Arroinero, ahora crasheado sobre el auto negro en el que inicialmente venía, se retorcía entre destellos eléctricos. Onoma parecía saber lo que ocurriría ahora. Yo había olvidado de que otro ser me sujetaba por los brazos. Sabía que la lucha era inútil, pues estas escorias mecánicas una vez que se aferran a algo no lo sueltan aunque mueran. No podía ver lo que sucedía con claridad. El humo del cofre y la noche enturbiaban la zona. Pero podía escuchar con claridad el metal super-líquido que se movía reformándose. Había escuchado que la Federación trabajó con esa tecnología hace algunos años, pero se desechó por su impracticidad al implementarla en armas de guerra. Algunos nerds propusieron que serviría para trasmitir, guardar, analizar y liberar información, y al parecer eso es lo que sucedía frente a mis ojos.
Onoma vio ese líquido eléctrico escurrir por las articulaciones del fracto pseudoandroide. Cierta información se «liberaba» de almacenes en el cuerpo de Arroinero. Demasiada información para que estuviera en su tarjeta de memoria. Se podría decir que aquél ser entraba en un estado de frenesí, controlado únicamente por sus instintos preprogramados. Los componentes mecánicos se reorganizaron poco a poco, pero de una manera tan hipnotizante que hizo que ese proceso tan largo pareciera instantáneo. El humo se había disipado. Cuando me di cuenta ya el sol estaba saliendo para indicarle a los gallos que cantaran.
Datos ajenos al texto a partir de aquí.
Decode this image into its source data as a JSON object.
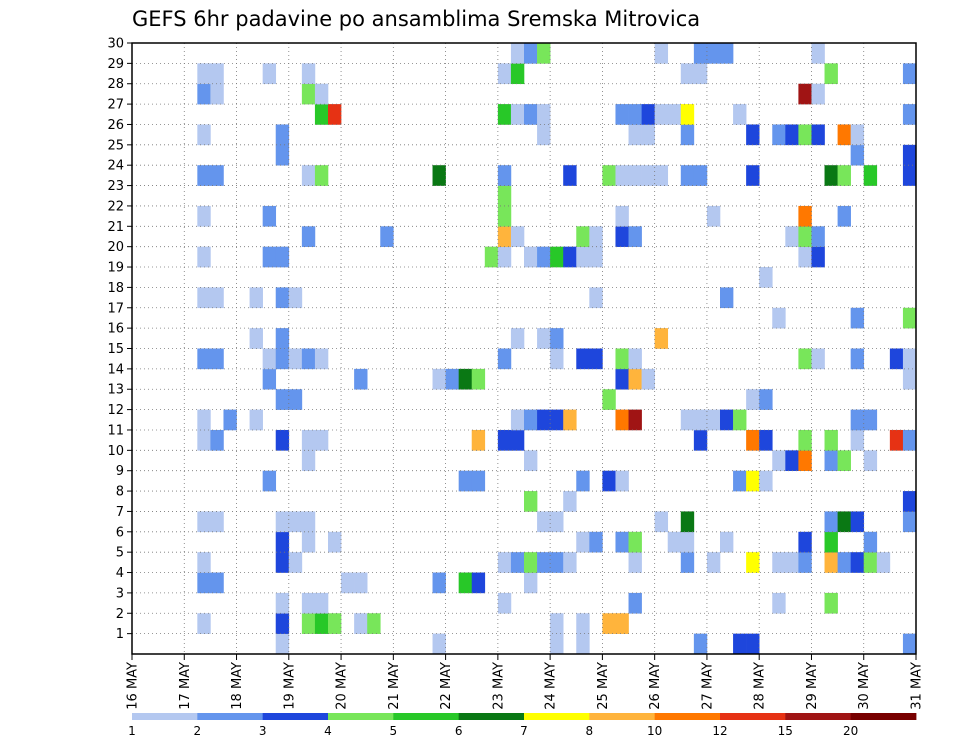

Y cuando me di cuenta Arroinero ya no parecía un humano. Su forma era parecida a la de camaleón negro. Listo para atacar a la menor distracción de su presa. Cuando estuvo listo, desapareció de la vista de mi aliada y protectora.
Sentí de inmediato un cuerno que se enterraba en mi abdomen. Las extremidades de Arroinero se estiraban y con sus garras que antes se podían llamar piernas aprisionaba a Onoma. Yo podía escuchar como se rompían los polímeros que hacían las veces de piel y tejidos de aquella extraña androide. Pero aunque escuchaba todo aquello no me importaba. Quería deshacerme del intenso dolor punzante que embargaba mi cuerpo. A pesar de lo que pudiera parecer, mi atacante no era el mismo. En nuestra distracción, el fracto que me sujetaba también había cambiado un poco su forma, ya no me sujetaba con sus brazos, sino que me abrazaba una especie de serpiente cornuda. No era un cuerno lo que sentía, sino un colmillo, y no era una herida punzante la que me ardía, sino el veneno que me comenzaba a digerir por dentro. La extraña serpiente de nuevo lamió mi rostro con su lengua rasposa y después rió. Onoma estaba quieta, yo alcanzaría esa quietud pronto.
— Yo soy quien debería reírse—dijo Onoma.
Un líquido eléctrico avanzó por el cuerpo de la androide y Santiago perdió el conocimiento. Del cuerpo presionado por aquellas garras se levantaba imponente una cabeza que comenzó a cambiar. Salían una especie de ramas similar a una cornamenta y otro de los brazos de Arrorinero se estiró para mantener cautiva a la su ya prisionera. Mientras las ramas se hacían más largas y gruesas, otro brazo, asustado, salió de entre el follaje de los árboles. No se podía ver al dueño de ninguna de las extremidades que parecían haber salido aleatoriamente. Contrariamente, los brazos de Onoma se estiraban bajo las garras de su captor, sus manos ya no parecían las de una humana, sino las de una bestia. Con solo estirar un poco, el robot aún humanoide se liberó del camaleón y comenzó a estirar una a una las extremidades. Las arrancó de entre los árboles buscando a su dueño. Y cada que arrancaba una extremidad un grito asustaba a los cuervos ocultos en el bosque. La serpiente soltó a Santiago para ir a apoyar a Arroinero, y al acercarse recordó algo que le helaría la sangre si tuviera alguna. Estaba frente a alguien a quien temía. Onoma supo que la habían identificado. La serpiente, después de detenerse por su miedo, decidió continuar su ataque y saltó sobre Onoma. Ella lo recibió con sus cuernos embistiéndolo y después dándole un golpe con el conjunto de extremidades que había obtenido de su cosecha. La serpiente ahora herida yacía en el suelo. Onoma puso su pierna sobre lo que sería el cuello de esa máquina y con algo de presión le arrancó la cabeza.
Si Santiago hubiera estado despierto seguro hubiera sentido miedo ante la evidente masacre que se aproximaba de la cual, por suerte, su equipo saldría victorioso.